Moore employs the mystery and symbolism of allegory and the psychological drama of self-representation to achieve his luminous and large-scale painting, A Student’s Dream. Having placed himself, staring out at the viewer, in a medical theater under the glare of a spotlight and the ministrations of three physicians, Moore throws into high relief the multitude of violations visited upon black men. The sleeping American bulldog lying underneath the table is included as a symbol of American blindness, heightening the viewer’s perception that the inner soul of black men is of little concern.
Further exploration into the subject of recovery and leisure includes the enigmatic self-portrait Can’t the New Negro Relax. Here we find the artist spread out on a couch below an image of boxing legend Jack Johnson. For Moore, this juxtaposition of himself supine and an important African-American man with muscular arms outstretched above him speaks to a cultural bias in which the hypermasculine power black athletes possess seems incompatible with vulnerability.

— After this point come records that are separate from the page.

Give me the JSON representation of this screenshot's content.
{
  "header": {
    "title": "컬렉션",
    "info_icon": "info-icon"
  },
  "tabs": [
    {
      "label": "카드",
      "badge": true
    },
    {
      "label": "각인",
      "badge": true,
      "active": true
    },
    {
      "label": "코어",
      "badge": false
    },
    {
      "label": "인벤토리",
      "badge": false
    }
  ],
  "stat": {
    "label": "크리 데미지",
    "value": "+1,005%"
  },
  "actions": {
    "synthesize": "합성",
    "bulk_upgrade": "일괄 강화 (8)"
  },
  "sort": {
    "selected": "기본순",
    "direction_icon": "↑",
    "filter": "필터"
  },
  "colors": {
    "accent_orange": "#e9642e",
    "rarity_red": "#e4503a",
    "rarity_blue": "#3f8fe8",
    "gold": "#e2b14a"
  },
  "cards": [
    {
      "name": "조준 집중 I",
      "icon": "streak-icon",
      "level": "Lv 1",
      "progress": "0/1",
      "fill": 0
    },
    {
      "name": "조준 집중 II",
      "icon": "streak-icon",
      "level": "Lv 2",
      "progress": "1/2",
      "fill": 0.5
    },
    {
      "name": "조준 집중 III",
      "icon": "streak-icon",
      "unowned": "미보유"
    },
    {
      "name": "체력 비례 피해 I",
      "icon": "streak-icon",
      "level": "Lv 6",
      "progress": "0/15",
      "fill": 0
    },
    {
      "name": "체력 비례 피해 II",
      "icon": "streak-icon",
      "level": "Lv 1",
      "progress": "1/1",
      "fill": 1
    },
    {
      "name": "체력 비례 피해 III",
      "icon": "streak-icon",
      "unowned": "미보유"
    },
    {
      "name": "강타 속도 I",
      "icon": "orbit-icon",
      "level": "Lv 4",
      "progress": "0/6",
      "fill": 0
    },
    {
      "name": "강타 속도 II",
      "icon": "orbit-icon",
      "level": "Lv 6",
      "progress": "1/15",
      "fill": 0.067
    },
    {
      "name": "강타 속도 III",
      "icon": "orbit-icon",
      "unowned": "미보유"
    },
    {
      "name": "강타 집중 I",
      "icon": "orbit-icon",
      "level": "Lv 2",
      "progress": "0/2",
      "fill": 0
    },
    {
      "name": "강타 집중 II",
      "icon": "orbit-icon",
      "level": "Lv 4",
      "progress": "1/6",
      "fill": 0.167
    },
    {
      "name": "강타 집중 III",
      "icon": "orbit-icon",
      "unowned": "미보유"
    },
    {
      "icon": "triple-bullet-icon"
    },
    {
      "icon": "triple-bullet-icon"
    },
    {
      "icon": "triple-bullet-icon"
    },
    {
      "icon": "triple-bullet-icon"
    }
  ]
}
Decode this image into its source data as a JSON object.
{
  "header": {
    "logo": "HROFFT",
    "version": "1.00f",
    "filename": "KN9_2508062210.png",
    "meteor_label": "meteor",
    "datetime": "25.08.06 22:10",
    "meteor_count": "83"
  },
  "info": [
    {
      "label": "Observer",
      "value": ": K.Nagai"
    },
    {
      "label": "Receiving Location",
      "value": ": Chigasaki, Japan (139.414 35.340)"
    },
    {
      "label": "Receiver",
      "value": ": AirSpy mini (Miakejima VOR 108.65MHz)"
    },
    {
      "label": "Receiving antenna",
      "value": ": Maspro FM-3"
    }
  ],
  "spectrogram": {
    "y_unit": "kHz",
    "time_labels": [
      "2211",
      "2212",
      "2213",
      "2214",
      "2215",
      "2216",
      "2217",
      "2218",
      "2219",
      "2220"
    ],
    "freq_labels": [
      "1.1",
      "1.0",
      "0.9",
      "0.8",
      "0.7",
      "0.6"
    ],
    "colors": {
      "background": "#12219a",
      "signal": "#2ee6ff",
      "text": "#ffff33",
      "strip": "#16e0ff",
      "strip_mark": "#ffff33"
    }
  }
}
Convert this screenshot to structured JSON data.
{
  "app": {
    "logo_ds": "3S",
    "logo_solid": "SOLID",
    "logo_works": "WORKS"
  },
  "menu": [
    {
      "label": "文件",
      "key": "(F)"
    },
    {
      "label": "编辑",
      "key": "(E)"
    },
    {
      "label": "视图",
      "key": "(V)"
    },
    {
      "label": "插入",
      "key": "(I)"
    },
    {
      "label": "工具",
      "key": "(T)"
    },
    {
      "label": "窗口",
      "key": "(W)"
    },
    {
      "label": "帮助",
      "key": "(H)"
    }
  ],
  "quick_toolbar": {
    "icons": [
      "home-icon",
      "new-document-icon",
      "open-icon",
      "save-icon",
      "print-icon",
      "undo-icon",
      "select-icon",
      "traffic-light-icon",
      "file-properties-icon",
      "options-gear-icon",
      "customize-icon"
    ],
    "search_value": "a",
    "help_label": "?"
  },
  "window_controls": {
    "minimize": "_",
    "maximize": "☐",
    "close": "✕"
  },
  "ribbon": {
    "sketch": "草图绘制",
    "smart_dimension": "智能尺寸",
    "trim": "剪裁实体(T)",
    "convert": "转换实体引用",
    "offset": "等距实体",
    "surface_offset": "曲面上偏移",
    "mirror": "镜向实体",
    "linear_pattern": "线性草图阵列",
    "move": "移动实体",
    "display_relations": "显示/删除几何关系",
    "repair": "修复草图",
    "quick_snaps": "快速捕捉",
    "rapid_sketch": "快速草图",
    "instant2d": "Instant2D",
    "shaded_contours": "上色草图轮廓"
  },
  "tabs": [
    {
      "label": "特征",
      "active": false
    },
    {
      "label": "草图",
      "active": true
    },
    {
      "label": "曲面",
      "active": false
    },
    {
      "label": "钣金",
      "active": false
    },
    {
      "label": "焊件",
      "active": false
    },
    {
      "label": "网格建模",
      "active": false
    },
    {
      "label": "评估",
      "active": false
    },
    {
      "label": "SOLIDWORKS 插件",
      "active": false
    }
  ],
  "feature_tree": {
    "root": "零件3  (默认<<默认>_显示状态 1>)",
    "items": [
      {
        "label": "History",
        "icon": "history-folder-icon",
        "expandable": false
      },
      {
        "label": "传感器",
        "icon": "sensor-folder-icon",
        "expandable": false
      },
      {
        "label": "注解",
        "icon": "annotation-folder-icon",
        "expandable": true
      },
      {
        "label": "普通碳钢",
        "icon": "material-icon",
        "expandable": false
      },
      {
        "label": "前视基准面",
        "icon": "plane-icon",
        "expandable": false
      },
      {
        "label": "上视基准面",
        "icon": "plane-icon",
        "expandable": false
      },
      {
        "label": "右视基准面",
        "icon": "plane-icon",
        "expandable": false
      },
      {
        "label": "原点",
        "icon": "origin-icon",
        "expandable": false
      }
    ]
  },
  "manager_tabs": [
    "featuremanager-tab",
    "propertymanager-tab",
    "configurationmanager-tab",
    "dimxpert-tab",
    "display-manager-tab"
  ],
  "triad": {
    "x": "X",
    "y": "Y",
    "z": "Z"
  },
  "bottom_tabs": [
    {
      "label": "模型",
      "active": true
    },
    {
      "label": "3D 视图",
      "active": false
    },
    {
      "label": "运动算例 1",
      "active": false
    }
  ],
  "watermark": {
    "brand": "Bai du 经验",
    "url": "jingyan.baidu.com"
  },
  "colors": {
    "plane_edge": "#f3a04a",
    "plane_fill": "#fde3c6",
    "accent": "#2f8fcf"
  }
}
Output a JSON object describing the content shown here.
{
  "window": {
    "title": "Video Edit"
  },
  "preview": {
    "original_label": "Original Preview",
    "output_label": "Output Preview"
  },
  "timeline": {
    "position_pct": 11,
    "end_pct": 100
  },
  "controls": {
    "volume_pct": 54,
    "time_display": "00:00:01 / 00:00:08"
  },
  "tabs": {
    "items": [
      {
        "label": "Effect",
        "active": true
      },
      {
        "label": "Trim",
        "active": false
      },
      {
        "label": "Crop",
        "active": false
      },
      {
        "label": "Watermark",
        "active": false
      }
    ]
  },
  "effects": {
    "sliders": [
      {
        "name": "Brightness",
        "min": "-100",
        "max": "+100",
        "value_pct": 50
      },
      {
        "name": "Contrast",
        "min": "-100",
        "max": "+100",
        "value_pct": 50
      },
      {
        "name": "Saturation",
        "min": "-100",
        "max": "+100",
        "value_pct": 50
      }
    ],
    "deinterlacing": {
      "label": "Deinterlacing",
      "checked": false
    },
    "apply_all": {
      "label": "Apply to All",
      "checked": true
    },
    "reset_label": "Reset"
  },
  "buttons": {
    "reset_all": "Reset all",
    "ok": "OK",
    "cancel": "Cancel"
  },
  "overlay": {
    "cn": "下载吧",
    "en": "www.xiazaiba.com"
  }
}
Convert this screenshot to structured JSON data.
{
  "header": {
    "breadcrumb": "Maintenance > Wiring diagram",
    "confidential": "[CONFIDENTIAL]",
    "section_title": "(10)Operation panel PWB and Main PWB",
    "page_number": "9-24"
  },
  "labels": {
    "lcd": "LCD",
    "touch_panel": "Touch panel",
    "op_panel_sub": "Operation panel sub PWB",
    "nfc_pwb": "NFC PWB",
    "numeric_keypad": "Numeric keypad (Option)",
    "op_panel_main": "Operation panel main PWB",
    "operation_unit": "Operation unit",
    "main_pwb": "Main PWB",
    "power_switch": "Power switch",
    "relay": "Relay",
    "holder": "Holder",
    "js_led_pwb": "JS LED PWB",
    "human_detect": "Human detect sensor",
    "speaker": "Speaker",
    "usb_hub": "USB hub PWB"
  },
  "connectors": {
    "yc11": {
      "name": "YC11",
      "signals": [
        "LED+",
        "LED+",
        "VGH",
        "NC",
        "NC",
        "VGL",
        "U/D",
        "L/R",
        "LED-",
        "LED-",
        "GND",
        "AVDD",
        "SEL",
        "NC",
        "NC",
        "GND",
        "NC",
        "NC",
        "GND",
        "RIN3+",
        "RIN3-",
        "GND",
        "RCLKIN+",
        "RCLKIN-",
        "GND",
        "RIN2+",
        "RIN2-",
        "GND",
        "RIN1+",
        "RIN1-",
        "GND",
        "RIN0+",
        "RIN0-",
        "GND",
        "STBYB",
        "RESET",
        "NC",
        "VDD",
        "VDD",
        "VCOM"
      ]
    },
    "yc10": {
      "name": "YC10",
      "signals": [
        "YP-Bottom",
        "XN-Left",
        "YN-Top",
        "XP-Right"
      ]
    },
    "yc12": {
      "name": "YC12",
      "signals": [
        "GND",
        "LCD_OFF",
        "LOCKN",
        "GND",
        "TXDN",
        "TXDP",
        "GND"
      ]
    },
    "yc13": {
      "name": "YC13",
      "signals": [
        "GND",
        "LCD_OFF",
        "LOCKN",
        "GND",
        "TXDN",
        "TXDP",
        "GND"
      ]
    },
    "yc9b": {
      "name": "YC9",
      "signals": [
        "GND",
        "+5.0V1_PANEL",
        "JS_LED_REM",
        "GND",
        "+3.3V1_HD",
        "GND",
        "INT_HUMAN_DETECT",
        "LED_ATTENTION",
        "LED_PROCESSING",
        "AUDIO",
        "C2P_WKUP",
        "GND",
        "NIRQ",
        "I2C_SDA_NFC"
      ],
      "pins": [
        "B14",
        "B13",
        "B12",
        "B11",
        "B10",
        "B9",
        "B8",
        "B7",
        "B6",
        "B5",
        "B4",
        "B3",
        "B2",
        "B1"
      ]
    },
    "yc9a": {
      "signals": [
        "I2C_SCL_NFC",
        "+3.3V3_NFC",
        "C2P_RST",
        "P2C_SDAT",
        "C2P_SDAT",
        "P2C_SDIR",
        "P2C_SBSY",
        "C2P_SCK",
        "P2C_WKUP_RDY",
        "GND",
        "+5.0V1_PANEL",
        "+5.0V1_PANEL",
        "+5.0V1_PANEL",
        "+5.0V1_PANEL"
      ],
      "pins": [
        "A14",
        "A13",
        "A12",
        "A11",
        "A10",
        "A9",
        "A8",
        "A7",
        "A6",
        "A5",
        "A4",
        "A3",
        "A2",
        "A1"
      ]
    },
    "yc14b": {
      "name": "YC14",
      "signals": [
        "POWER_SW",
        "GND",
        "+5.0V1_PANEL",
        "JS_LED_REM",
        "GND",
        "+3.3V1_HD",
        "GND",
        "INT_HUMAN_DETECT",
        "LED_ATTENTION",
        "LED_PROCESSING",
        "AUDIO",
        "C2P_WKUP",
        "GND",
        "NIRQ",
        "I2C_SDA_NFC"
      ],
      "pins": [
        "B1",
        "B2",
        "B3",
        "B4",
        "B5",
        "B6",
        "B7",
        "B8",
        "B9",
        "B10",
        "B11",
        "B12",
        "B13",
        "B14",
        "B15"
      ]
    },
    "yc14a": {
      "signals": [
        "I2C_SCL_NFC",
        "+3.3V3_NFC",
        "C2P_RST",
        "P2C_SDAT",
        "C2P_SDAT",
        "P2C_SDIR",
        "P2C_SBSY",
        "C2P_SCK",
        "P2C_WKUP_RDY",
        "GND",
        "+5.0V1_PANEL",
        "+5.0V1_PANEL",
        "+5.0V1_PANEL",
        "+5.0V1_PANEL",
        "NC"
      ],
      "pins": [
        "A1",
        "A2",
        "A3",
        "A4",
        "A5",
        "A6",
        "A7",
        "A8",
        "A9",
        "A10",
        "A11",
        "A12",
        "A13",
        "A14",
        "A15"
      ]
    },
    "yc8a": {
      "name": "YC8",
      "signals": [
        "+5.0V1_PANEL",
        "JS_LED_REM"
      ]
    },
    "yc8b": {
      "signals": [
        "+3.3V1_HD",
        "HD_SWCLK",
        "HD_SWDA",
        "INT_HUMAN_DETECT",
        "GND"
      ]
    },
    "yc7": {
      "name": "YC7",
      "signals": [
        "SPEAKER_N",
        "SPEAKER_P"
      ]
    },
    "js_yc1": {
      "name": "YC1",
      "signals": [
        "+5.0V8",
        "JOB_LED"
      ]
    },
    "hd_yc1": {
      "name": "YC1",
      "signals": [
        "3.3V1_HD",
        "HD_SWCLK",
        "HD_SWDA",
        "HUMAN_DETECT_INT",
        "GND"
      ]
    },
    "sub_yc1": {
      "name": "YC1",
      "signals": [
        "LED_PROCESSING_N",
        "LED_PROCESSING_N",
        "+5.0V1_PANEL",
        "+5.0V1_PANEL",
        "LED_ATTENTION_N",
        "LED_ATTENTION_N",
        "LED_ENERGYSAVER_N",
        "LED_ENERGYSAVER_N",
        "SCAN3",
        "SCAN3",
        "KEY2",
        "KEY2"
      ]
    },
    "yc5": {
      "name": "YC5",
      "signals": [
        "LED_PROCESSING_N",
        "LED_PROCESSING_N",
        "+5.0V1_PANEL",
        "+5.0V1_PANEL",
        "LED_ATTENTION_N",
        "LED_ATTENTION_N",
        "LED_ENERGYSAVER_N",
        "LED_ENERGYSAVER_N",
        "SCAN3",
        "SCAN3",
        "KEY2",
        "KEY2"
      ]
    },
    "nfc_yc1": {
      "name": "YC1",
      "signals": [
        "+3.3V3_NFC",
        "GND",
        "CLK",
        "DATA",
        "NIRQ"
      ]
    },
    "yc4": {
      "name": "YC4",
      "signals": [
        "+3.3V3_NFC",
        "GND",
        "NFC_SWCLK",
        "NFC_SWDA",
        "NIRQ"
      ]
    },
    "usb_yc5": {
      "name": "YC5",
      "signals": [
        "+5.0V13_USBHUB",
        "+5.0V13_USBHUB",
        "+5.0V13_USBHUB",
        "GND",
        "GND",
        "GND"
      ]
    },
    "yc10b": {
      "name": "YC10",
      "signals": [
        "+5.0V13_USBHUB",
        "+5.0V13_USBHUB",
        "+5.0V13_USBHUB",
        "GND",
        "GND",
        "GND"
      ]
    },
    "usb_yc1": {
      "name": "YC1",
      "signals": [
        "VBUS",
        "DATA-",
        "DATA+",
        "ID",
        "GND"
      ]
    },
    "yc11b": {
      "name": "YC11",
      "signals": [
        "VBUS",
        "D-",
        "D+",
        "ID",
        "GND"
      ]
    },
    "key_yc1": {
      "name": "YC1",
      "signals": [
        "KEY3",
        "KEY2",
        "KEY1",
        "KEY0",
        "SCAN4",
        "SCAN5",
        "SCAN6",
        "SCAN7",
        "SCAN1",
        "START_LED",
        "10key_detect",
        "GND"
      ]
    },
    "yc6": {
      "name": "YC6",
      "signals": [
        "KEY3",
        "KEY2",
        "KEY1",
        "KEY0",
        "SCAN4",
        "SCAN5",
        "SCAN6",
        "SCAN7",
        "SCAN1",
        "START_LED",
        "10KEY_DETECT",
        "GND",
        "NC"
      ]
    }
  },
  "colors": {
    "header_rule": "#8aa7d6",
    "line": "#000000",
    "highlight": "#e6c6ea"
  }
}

However, he notes that in Western painting, and specifically in Impressionism, a recumbent form or a reclining pose celebrated in paintings likes Manet’s Le Déjeuner sur l’herbe, communicated important social cues about status, wealth and identity to which the growing white European middle class aspired.
Mario Moore, Rest: Dream - 2017, Silverpoint on prepared paper, 12 x 9 inches
At the same time, in a traditionalist or hypermasculine worldview which demands that a man should be upright on his feet, ready to run, fight, and conquer, an image of the male body at rest can be a troublesome proposition. Not Your Landscape, a self-portrait in a verdant lakeside scene depicts the artist reclining on a rustic chaise lounge. With this image and others in the exhibition Moore argues for a more nuanced view of masculinity in general and of the black male body in particular. Recovery is the emergence of a new black pastoral in which rest is recuperative as well as ennobling.
Wayne Northcross was born in Detroit, Michigan. As a journalist, he has produced features on art and fashion for such publications as Observer, Un-Titled Project, Vogue Hommes, and Esquire. Northcross has been on staff and consulted for several contemporary New York galleries including Third Streaming and Lehmann Maupin. Currently, Wayne works in Development and Membership at the Museum of Contemporary Art Detroit (MOCAD).